So that was a component we didn't have. So instead of building it, we went and acquired it. So I would say that first, absolutely land and expand; second, kind of expanding our offering; and third, looking at these kind of new verticals that are popping up within the connectivity space.

Meta Marshall
Executive Director and Senior Equity Analyst, Morgan Stanley

Got it. Okay. So you alluded to Gen AI in your last answer. It's been a major kind of company priority. And as opposed to a lot of the names here that are talking about, "Oh, end of 2024, beginning of 2025," I start thinking about things. You guys have been well on your way for a number of years. And so can you just kind of give us a sense of both how you see utilizing Gen AI internally and then for your customers?

Anthony Goonetilleke
Group President of Technology and Head of Strategy, Amdocs

Yeah, absolutely. I mean, we were kind of helped from the perspective of we were already using AI, right? So the step to Gen AI for us was a smaller step versus people that weren't using it that just had to kind of leapfrog. And then we discovered, again, it's kind of going back to the analogy of it's probably not a good analogy, but eating your own dog food, right?
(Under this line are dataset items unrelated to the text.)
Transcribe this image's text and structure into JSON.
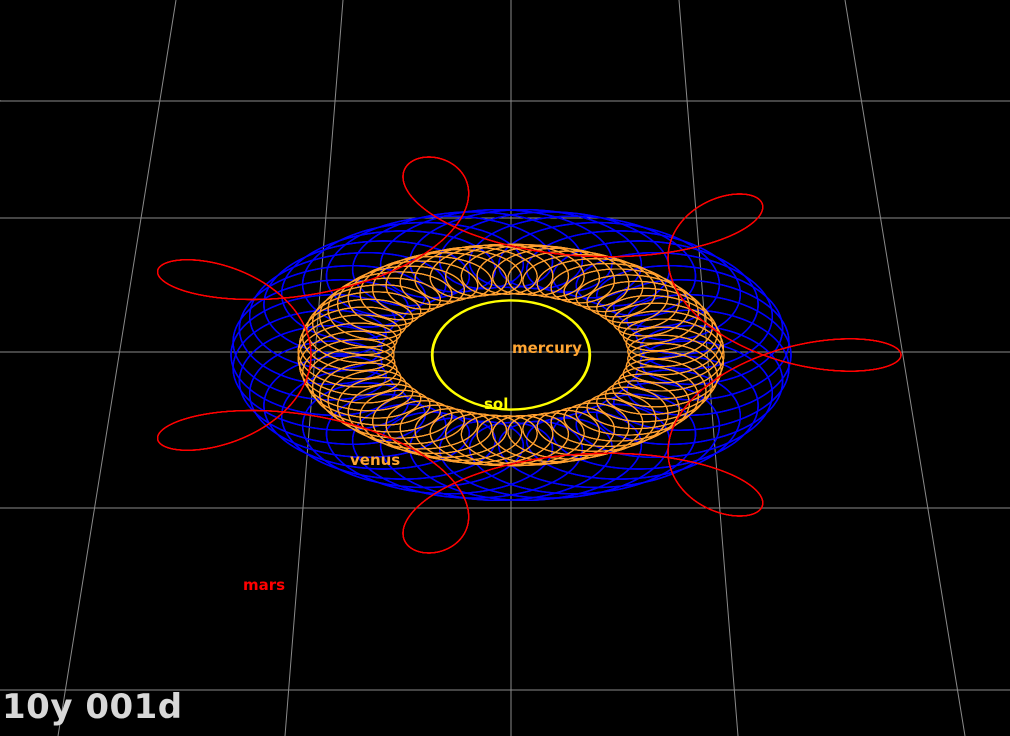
{
  "time": {
    "readout": "10y 001d"
  },
  "bodies": [
    {
      "id": "sol",
      "label": "sol",
      "color": "#ffff00"
    },
    {
      "id": "mercury",
      "label": "mercury",
      "color": "#ffa533"
    },
    {
      "id": "venus",
      "label": "venus",
      "color": "#ffa533"
    },
    {
      "id": "mars",
      "label": "mars",
      "color": "#ff0000"
    }
  ],
  "trails": {
    "sol": {
      "color": "#ffff00"
    },
    "mercury": {
      "color": "#ff9f2e"
    },
    "venus": {
      "color": "#0000ff"
    },
    "mars": {
      "color": "#ff0000"
    }
  },
  "grid": {
    "color": "#8a8a8a",
    "visible": true
  }
}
We consume it, eat it, breathe it inside, starting all the way from the top. For my boss, Shuky, the CEO, going, "Look, this is something that we're going to double down on." And so we started to use it extensively. And not just I run a technology organization with, I don't know, 7,000, 8,000 people. That's the easy part, right? Because technology people love to grab stuff. But I'm talking about HR. I'm talking about operations.

I'm talking about marketing. Just to give you a very simple example in terms of corporate marketing and things like that, people don't create graphics for slides anymore, right? We used to pay some agency to go develop them. Today, they're just 100% generated and done in 30 seconds, and you don't need multiple people, right? So internally, I would say, absolutely, we're 100% on board. I would say externally, what we've done is we realize that we're not in the business of building a large language model.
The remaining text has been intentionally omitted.